The primary outcomes were composite HL and SSNHL, which were diagnosed based on criteria from the International Classification of Diseases-10th revision (ICD-10). Covariates included age, sex, household income, Charlson comorbidity index (CCI), and COVID-19 vaccination status. Additional variables for the health screening cohort included body mass index, systolic blood pressure, fasting serum glucose, smoking status, alcohol consumption, and physical activity levels. Statistical analysis involved the use of the Fine–Gray sub-distribution hazard regression model, inverse probability of treatment weighting, and stratified and sensitivity analyses.
Results and discussion
Throughout the follow-up period, a total of 38,269 cases of HL were recorded. The incidence of HL was found to be 11.9 per 10,000 person-months in the COVID-19 group, over three times higher than in the non-COVID-19 group. Similarly, the incidence of SSNHL was found to be more than three times higher in the COVID-19 group.
In the sensitivity analyses, the risks of HL and SSNHL in the COVID-19 group remained consistently high compared to the non-COVID-19 group. Stratified analyses revealed the highest risk of HL in young adults with diabetes and the highest risk of SSNHL in those with diabetes and dyslipidemia. No significant interaction was found for COVID-19 vaccination status.

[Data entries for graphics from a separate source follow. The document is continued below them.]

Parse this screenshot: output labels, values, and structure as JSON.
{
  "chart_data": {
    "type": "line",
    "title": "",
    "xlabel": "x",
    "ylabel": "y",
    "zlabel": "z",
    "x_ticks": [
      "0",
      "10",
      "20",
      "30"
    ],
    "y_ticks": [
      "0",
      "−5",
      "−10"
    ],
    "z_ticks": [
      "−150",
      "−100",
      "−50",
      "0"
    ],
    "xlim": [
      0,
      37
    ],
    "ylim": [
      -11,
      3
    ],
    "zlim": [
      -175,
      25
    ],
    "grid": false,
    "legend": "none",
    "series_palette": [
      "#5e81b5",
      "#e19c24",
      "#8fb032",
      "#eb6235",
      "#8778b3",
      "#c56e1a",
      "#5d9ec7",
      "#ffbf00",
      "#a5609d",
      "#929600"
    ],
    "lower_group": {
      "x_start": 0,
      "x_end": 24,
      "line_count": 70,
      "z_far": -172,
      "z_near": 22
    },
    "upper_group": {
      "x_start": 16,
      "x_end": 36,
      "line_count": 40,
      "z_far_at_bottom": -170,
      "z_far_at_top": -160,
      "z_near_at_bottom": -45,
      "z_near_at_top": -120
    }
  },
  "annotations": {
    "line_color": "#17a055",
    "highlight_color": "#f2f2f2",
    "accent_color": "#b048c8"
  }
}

Theories speculate the mechanisms potentially underlying the link observed between COVID-19 and HL and SSNHL. One of these mechanisms may be direct damage to inner ear tissues by the virus. Additionally, SARS-CoV-2 could persist in the middle ear, contributing to HL. The virus binds to angiotensin-converting enzyme 2 (ACE2) receptors present in ear tissues, potentially affecting hearing. Further, microvascular damage and inflammation caused by the virus may impact cochlear function, while an abnormal immune response and oxidative stress in the inner ear could further contribute to hearing issues. However, more research is needed to confirm these potential mechanisms.

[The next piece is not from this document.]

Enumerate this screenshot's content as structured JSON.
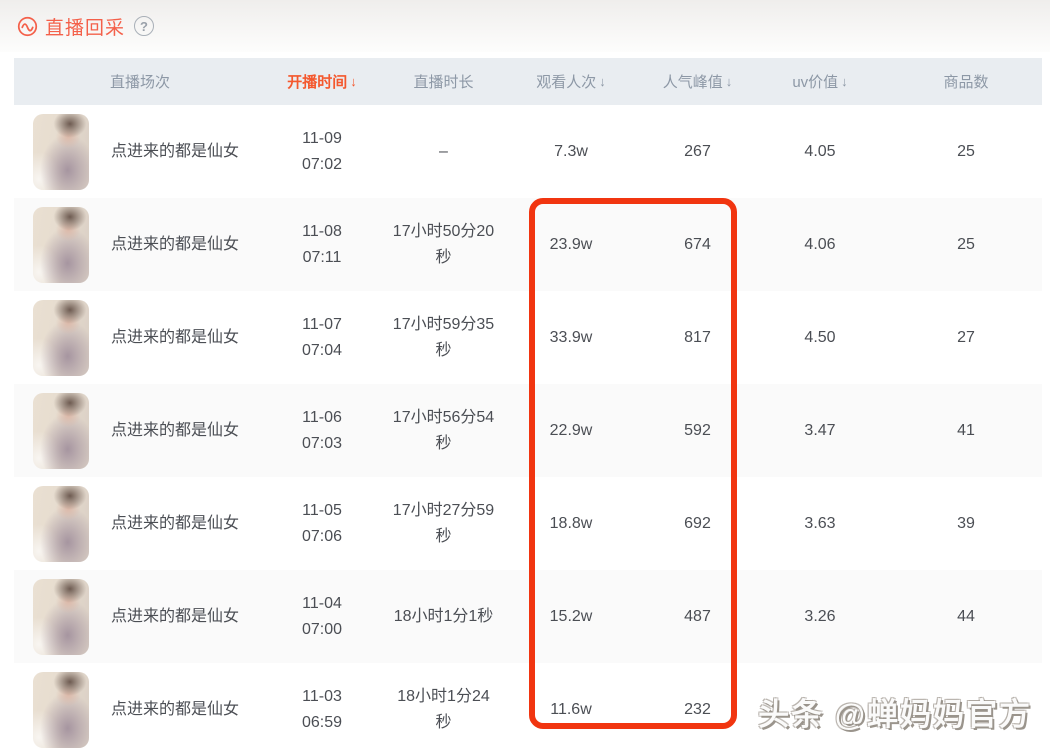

The study is strengthened by its large sample size, use of comprehensive national data, and robust statistical analyses. However, the study is limited by its potential selection bias, lack of objective audiometric data, limited generalizability, retrospective design issues, and insufficient evaluation of COVID-19 vaccination effects on hearing loss.
Conclusion
In conclusion, the study suggests that COVID-19 may independently increase the risk of HL and SSNHL in young adults with otherwise healthy ears. It is essential for even healthy individuals to be aware of this risk to improve the prevention and management of COVID-19-related hearing issues. The study highlights a previously underrecognized complication of COVID-19 and informs public health policies, warranting further research into COVID-related auditory damage and treatments.